Receiving treatment wasn't a sign of weakness, it was a sign of strength

I saw it as courageous that I was able to throw up my arms and admit that I couldn't "tough it out." Having incredibly understanding and supportive parents also didn't hurt when the time came to ask for help. After consulting them, as well as my psychiatrist, we came up with a treatment plan that I was on board with. A year and a half ago I chose to begin taking an SSRI medication that helps with both my anxiety and depression. My prescription, paired with talk therapy, provided invaluable support and helped me live without apprehension or fear. Since then, I'm able to run errands without becoming overwhelmed and I can manage a social life, schoolwork and a healthy lifestyle. Also, I no longer to go to bed with uneasiness that I'll have no motivation get up in the morning. Treatment has given me balance, and I know I was strong for asking for it.

I wasn't the only one

It was easy to feel isolated when I was experiencing something the majority of people might not have to go through. But, I quickly discovered that some of those closest to me were fighting mental battles of their own. A lifelong role model, a best friend, and a member of my immediate family were just a few of the people who chose to confide in me about their past or current struggles with mental disorders. I found comfort in the fact that some of the most intelligent, well-rounded, successful, people in my life had or were experiencing something similar to me.
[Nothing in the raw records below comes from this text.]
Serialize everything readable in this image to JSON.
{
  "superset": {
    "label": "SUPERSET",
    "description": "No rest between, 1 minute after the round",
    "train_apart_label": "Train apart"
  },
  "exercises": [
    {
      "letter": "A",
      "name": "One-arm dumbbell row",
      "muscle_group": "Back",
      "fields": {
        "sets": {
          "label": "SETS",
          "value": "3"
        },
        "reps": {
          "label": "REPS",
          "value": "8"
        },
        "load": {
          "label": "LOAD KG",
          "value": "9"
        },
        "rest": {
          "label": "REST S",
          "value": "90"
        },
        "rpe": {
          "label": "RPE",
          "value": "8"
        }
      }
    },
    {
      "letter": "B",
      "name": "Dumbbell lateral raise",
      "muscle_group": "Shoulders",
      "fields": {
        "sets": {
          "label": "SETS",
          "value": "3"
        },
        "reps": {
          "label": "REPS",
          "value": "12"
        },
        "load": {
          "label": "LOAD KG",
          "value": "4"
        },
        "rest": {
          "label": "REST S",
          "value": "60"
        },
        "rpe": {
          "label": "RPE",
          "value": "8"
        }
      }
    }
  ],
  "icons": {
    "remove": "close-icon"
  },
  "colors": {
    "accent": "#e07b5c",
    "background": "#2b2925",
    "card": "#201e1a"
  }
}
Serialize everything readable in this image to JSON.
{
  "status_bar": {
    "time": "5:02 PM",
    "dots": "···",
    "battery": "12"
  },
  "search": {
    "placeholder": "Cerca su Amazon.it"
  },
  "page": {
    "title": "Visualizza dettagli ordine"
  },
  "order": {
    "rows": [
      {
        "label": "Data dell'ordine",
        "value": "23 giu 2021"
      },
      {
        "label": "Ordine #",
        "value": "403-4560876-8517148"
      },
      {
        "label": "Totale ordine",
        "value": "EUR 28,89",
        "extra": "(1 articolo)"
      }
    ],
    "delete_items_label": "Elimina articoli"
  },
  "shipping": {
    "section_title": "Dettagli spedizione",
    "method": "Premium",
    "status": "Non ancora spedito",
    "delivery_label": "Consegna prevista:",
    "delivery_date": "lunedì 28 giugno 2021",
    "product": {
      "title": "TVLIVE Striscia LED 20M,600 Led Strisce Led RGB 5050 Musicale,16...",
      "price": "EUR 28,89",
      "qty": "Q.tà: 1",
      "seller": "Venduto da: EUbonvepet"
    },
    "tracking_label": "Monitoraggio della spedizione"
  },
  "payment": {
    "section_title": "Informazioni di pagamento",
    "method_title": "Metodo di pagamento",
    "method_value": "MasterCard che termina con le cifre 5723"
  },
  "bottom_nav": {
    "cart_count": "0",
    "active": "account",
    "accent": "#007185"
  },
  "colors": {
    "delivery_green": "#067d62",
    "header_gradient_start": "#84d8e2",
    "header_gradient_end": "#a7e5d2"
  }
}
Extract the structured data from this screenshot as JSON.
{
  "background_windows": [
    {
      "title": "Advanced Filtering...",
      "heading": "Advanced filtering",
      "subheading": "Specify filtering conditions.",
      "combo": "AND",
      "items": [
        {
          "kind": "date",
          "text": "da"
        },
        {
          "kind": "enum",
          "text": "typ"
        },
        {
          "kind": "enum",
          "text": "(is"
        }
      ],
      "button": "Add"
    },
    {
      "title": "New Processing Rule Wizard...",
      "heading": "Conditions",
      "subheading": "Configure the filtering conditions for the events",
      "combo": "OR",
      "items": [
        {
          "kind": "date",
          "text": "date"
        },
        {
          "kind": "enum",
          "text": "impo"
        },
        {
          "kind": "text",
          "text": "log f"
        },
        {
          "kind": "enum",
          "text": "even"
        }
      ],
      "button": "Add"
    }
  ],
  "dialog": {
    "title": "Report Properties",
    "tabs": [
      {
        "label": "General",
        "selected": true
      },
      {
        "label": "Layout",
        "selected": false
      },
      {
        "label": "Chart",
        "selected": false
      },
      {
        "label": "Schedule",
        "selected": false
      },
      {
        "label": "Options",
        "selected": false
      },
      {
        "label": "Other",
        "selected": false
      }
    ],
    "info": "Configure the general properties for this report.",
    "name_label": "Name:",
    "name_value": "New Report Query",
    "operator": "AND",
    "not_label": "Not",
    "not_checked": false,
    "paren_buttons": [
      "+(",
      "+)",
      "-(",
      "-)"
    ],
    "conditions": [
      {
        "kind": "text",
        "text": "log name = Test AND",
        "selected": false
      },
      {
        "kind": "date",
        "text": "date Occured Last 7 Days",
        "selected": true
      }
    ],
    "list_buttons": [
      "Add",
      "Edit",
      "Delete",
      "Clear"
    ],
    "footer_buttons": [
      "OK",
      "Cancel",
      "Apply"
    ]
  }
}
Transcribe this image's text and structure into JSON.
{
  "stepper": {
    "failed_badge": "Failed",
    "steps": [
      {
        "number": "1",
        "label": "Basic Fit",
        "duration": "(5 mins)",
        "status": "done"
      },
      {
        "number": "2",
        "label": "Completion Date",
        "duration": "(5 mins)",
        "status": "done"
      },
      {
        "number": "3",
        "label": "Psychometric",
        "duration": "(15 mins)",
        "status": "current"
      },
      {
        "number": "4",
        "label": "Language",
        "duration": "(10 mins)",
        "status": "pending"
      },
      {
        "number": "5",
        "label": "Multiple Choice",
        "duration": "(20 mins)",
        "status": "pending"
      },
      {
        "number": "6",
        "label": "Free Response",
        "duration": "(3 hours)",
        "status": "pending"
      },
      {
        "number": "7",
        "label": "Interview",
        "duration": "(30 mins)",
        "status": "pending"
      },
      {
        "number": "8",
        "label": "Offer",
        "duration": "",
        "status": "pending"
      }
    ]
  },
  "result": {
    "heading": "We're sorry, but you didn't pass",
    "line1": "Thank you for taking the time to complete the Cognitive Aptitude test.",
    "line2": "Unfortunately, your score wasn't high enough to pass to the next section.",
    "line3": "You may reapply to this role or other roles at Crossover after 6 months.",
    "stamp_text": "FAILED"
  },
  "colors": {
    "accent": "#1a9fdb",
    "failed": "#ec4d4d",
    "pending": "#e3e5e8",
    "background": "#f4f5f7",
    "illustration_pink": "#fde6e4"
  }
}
My mental illnesses do not define me

The people I mentioned above helped me realize that it's okay that my brain might not be "normal." I am at peace with this, as my mental disorders do not determine my character or capabilities. If anything, they make me a more compassionate and resilient person, so I wouldn't change a thing. Mental illness is a part of me, and talking about that makes me feel empowered, not ashamed.